Saturday, March 21, 2009

not my day--

my best friend,N. she decided to come down all the way from bukit bintang to visit me since the last time i saw her was during spm result day. i miss her so therefore, i ask her to come down and we shall hang out, chill and do girl's stuff together.

D, her guy, fetch her all the way from bb to my house. what a sweetheart right? i really thought, we will just be hanging out in my room, didnt thought tht we will be going out. so.... i woke up late of course, and she came barging in to my room and started teasing, "chriss u ass, faster get up,we r going out now". i was like, ???????? .damn, so i got up, quickly put something on and follow her out of the gate, into D's car. as we were on the way to starbucks. lol. i really dun know why, but it has always been starbucks. everything was fine, and normal, making jokes, crap alot, i was cursing mostly because i was seriously not awake yet. and then all of a sudden, D's new PDA was beeping and N took the PDA and found out tht it was a text msg . and she opened it and found out tht this girl has been sending sweet sweet msgs to him, such as calling him darling and such. basically,very lovey-dovey and trust me, there;s something there.

she was shocked, and she asked him, who the hell is tht? he was alrd tense and panic, i noticed.
and he claims tht she is his cousin sister and whatever crap and she;s only like 12.
i mean, wtf. !!!!!!!!!!! how dumb u think N is? clearly he was lying and he was silent all the way to the mall. N was piss off, and she came to the conclusion tht D , is cheating on her.

what has happened throughout the day is private, therefore, i cant spill it all on a public blog. but basically, its not a happy ending. its pretty messy in the end. and tht is enough to ruin my mood. sigh.. seeing N, being hurt and upset. it upsets me too.

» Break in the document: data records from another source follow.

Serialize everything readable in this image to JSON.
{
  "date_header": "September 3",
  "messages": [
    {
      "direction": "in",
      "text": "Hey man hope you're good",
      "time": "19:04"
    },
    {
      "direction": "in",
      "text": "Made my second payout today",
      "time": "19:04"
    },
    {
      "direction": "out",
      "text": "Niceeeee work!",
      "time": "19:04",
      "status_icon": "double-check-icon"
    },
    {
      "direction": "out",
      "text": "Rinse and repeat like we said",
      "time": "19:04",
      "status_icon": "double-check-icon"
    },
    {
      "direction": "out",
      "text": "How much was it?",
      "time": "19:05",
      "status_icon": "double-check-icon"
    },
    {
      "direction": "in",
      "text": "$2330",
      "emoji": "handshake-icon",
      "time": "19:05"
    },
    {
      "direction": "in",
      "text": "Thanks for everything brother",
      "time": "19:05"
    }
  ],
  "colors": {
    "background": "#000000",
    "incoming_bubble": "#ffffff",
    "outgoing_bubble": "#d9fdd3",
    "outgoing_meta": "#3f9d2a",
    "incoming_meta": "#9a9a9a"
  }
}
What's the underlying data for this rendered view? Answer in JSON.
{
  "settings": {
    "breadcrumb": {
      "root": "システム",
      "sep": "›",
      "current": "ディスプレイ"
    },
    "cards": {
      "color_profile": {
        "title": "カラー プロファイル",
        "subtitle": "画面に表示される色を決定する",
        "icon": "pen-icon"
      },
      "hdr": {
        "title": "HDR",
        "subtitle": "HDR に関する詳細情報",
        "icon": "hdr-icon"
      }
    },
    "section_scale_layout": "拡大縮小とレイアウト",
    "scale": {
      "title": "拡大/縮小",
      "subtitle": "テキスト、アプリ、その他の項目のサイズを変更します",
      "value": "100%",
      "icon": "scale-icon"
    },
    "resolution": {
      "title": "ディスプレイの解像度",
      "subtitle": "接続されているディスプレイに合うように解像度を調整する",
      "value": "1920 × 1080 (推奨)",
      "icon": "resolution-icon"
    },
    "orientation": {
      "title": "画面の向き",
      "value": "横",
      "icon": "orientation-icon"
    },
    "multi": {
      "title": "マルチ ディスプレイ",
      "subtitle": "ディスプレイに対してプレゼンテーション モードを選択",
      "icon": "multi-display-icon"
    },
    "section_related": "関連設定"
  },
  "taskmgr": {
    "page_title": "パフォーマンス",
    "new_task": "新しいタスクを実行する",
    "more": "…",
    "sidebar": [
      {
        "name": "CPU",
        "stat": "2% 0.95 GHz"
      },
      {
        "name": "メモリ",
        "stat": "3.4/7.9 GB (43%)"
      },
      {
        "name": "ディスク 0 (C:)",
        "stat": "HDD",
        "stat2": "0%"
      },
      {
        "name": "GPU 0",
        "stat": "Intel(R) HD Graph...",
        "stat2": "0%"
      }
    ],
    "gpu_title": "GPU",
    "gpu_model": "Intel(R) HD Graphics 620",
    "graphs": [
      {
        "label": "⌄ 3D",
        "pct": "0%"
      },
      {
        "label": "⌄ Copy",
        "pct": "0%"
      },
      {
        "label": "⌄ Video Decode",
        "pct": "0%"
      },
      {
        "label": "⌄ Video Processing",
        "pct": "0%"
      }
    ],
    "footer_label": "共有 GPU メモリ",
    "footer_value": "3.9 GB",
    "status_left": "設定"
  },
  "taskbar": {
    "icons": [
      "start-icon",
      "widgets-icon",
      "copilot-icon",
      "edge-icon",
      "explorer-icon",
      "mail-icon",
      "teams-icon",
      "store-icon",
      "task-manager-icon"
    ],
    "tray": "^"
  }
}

and i thought tht was all the drama for today, when i decided to go to the toilet, it so happens, i saw my ex, and his gf there. i was like , shit. shit. shit. i mean , this is the 1st time, i saw the girl he cheated on with me. god. i was like cursing and cursing. its weird seeing him with her. i mean, is not like i care anymore, is not like i want him anymore, but i just cant deny tht, it really disturbed me. my mind was seriously blank and my mood became gloomy. i dun know y. i never expected it to be like this. is not like, i want him tht way. hell no. .
but it did troubled me.

today was not a good day. my mind is troubled, my mood is tense. i felt despair actually. its sad.
i wish to sleep it off. and u know wat, i am going to do tht now. goodnight ppl.